Mice play an important role

Filed in Expert Articles, Snowshoeing by on November 10, 2013

TWG_story_snshoe06imgI’m walking across a snowy hillside meadow on a blanket of snow. Ahead I see a brown spec all by itself, presumably a mouse feeding on a lonely seed head above the snow. I’d like to pet him if given the opportunity. As I start toward the mouse, I notice across the meadow, a pair of ravens sitting atop a snag of dead wood. I pause and let nature run its course as one of the ravens glides over on glistening black wings, and picks up the little mouse as an evening snack for he and his mate.

How simple of a scene is this? But think, the world as we know it could not be without mice. Mice are low on the food chain. Mice convert plants that are carbohydrates, to protein. This protein is utilized by both carnivores and omnivores that are further up the food chain.

What local animals and birds rely on mice as a staple food source? Certainly fox and coyote feed on mice regularly, as do hawks such as the red tailed, and the northern harrier. Long and short-tailed weasels consume about one-third of their body weight a day in mice. At night, owls locate mice through their keen hearing.

Animals that are preyed upon by carnivores, such as mice, are generally herbivores. This is because there are abundant plants for herbivores to feed upon, and enables these animals to reproduce rapidly. Take squirrels and rabbits for instance. They are indeed abundant in order to supply the carnivores with food.

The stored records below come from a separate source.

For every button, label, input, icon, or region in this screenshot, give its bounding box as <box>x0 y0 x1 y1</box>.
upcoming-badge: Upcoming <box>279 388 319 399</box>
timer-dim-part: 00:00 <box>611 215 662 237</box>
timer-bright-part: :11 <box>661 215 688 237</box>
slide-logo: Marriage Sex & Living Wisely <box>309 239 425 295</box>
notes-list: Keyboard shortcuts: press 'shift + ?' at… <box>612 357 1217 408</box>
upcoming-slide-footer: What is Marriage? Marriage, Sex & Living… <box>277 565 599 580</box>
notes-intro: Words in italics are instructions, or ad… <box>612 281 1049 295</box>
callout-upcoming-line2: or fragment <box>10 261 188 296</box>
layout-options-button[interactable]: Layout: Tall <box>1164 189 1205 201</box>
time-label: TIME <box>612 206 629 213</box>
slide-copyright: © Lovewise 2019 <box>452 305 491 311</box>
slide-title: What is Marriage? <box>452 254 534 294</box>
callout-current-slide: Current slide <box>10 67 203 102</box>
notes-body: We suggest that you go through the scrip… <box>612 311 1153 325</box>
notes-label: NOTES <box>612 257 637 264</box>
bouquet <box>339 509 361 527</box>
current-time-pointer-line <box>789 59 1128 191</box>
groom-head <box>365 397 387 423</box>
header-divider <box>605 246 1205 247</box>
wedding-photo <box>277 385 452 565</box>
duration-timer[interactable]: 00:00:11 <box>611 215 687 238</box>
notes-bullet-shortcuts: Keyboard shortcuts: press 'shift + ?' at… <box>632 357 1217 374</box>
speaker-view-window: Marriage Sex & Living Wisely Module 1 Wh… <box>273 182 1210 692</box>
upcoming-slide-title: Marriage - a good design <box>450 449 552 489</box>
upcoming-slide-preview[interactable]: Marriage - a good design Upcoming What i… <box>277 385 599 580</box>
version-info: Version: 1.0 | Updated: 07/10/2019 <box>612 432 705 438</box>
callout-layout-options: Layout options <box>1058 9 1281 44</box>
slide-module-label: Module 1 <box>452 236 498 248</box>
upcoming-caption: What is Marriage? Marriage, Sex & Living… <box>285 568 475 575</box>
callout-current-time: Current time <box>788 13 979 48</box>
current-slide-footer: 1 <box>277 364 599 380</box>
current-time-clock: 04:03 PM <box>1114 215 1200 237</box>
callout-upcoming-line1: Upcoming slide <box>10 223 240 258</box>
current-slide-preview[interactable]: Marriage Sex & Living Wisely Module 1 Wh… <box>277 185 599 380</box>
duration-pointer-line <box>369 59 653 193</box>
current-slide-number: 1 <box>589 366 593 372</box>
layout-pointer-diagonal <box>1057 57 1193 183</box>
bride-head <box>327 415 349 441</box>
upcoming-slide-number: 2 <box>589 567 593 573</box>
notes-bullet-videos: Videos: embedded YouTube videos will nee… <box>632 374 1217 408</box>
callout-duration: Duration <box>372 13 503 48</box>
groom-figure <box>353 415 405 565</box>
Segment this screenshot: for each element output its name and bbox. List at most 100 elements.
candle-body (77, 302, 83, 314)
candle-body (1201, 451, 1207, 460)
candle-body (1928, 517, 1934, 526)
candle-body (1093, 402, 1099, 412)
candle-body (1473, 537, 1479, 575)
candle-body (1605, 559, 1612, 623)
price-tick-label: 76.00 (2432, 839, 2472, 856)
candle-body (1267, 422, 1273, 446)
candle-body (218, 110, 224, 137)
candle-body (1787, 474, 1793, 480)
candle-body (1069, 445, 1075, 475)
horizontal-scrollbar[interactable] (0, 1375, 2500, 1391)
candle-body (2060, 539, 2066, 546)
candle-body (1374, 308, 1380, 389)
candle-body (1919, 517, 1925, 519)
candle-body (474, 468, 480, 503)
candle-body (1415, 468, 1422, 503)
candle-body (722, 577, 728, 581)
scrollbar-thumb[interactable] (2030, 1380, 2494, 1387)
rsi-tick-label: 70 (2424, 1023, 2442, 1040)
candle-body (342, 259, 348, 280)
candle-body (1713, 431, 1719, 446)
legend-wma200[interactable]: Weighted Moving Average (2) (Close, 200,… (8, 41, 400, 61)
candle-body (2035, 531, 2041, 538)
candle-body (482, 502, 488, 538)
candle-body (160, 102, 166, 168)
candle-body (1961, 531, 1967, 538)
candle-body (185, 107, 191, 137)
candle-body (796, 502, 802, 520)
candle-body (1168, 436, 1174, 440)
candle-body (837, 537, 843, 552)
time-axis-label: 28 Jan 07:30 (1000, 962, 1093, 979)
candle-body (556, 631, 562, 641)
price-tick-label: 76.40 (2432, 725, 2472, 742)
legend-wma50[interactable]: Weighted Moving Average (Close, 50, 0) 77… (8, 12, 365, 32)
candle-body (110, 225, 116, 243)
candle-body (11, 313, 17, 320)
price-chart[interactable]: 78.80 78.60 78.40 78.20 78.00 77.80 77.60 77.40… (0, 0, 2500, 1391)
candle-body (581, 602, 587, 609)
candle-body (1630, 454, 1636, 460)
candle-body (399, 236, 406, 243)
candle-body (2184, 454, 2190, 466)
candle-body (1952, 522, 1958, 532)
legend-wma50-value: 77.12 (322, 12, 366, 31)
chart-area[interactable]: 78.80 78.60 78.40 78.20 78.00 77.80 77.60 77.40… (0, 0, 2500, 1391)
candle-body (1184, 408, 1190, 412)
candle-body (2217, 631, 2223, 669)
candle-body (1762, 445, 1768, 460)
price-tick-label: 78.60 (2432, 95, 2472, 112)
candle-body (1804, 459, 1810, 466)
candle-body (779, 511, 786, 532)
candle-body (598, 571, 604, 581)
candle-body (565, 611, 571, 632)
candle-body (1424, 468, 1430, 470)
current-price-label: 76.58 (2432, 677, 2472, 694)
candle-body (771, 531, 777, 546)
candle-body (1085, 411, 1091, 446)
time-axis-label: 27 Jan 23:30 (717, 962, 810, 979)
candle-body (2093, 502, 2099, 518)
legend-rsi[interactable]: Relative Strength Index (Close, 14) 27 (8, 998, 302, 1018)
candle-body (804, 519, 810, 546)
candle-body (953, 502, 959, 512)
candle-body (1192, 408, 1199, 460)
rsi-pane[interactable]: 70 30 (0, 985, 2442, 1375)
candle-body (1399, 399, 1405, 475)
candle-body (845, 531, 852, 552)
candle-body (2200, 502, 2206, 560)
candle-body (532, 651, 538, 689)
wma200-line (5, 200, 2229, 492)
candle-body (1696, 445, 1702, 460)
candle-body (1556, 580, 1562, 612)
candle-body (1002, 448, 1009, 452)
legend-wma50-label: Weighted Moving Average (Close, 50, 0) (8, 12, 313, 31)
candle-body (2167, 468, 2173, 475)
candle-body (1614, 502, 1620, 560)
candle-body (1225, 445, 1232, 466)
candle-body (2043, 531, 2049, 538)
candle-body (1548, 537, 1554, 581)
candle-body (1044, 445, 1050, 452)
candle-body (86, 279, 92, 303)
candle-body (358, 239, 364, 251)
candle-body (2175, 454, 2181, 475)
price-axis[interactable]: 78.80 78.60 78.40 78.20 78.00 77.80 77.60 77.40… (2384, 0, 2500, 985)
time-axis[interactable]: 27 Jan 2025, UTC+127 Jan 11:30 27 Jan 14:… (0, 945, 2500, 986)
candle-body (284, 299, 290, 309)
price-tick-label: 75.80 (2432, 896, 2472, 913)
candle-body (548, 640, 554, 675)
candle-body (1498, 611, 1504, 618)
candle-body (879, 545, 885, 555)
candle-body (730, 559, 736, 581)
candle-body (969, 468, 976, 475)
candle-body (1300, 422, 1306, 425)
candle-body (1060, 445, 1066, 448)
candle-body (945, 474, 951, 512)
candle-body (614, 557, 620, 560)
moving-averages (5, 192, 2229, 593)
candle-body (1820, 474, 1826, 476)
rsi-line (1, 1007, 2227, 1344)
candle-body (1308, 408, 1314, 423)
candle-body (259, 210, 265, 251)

It is common to see tracks from foraging mice on top of the snow. Mouse tracks appear as a hopping gait. They propel themselves with their powerful hind legs, and land on their front legs. Similar to both rabbits and squirrels, the front feet appear in the rear of the set of prints because the front feet are overstepped by the rears as the animal continues in motion. Often you will also see a thin tail drag mark centered over the track as well.

If you ask yourself, “what is the most common animal in this landscape”? The answer is the mouse. It is important for us to maintain natural plant communities as we further develop this beautiful valley. By providing habitat for the simple mouse, we benefit other animals as well, and this diversity makes all of our lives more fulfilling.